600 wines from 178 producers
19 trophies – I hope I mentioned them all
67 producers accounted for the Top 100
65 appellation and 35 IGP wines
68% red – 27% white and 5% rosé.
30% varietala and 70% blends.
For a full list of the Top 100 go to:
But... we took a dozen various wines back to Australia with the intention of correcting a well known fact that not many Languedoc wines make their way onto Aussie shelves, which is very sad as we feel they're more suited to Australian wine lovers palate.
We concentrated on St Chinian, Minervois and Corbieres and what a surprise.
We shared them with a fine wine manager at Australia's largest wine retailer, an independant wine retailer with an national reputation and a member of the wine guild in Queensland and they were all EXTREMELY impressed, even saying they were better than most of the budget french wine they stocked or that they could shift literally cases of certain wines.
From St Chinian co-op the Renaud de Valon Terraces de Shists, not their top wine, was a big hit.
From Minervois the Coup Roses Les Plots another big hit with their top wine the Orience a close second.

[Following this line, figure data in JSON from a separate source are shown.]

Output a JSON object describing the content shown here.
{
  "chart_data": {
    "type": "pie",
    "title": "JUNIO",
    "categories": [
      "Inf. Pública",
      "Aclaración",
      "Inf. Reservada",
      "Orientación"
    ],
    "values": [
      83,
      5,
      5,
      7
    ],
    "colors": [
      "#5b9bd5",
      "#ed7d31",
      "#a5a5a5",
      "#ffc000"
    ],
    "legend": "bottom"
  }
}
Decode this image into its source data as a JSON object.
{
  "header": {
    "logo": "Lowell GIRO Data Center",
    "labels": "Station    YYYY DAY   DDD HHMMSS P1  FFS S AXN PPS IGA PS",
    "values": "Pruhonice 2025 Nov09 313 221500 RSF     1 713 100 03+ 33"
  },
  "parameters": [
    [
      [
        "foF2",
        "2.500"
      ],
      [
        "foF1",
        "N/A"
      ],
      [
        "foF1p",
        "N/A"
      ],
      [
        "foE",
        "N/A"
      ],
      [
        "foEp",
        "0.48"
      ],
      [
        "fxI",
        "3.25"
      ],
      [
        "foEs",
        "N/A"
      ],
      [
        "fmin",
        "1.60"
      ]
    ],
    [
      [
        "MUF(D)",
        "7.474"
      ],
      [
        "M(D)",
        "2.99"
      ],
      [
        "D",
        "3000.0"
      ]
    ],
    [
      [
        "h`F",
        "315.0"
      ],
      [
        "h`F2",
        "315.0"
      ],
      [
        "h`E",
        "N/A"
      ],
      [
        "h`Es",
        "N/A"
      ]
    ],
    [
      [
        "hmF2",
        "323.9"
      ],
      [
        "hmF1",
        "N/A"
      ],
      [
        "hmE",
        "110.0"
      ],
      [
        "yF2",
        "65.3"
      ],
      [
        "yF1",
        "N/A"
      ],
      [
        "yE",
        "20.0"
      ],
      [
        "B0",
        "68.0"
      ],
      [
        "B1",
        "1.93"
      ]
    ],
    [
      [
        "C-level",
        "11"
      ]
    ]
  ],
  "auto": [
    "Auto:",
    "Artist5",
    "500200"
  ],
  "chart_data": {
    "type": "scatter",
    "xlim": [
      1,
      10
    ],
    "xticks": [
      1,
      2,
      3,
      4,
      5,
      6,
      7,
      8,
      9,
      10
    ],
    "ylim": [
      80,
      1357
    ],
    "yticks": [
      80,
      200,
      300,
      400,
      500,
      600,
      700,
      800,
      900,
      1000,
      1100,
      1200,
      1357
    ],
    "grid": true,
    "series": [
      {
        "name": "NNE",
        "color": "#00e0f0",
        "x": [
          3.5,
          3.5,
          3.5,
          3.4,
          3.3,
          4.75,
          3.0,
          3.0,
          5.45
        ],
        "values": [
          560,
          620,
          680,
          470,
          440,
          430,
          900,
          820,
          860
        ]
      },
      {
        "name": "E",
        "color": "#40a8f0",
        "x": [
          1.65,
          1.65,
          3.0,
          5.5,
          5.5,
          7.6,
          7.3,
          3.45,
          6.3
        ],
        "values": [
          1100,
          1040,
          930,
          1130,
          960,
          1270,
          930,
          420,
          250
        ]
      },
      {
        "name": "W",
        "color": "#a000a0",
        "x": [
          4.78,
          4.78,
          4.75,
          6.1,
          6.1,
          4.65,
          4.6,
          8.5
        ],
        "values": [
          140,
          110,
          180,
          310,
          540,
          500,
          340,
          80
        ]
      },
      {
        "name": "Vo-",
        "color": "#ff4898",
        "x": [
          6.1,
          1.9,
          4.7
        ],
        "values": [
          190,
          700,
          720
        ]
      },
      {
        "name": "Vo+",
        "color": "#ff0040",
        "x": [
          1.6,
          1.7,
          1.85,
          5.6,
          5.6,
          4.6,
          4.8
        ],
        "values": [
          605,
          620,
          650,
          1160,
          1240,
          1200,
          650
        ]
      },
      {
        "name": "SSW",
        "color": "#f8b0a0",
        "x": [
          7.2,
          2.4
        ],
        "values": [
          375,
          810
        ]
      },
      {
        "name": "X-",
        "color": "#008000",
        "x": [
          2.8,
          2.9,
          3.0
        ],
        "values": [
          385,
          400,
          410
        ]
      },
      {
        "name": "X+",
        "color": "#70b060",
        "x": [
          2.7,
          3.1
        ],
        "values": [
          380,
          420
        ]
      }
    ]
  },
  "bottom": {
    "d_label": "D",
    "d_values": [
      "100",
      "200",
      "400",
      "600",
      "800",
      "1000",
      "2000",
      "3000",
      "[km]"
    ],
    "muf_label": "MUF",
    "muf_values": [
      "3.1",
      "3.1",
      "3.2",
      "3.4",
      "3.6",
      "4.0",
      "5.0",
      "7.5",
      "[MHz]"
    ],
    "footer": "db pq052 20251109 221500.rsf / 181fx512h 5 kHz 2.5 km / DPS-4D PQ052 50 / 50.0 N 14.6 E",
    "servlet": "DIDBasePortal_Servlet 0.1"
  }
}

A couple of ring-ins, from Corbieres the Croix de Sainte Hanne was quite big and oaky but they all saw something for Aussie lovers of big, bold, gutsy wines and from Chateau de Ventenac an extremely oaky (which did dissipate) Viellei en Fut de Chene.
They all commented that they were so much more interesting than a lot of Aussie wines.
The objective of the tasting is to consider the viability of importing some to Australia. Both Karyn and I think its a wine area overlooked by Australian importers due to a lack of knowledge of the area and what it can offer.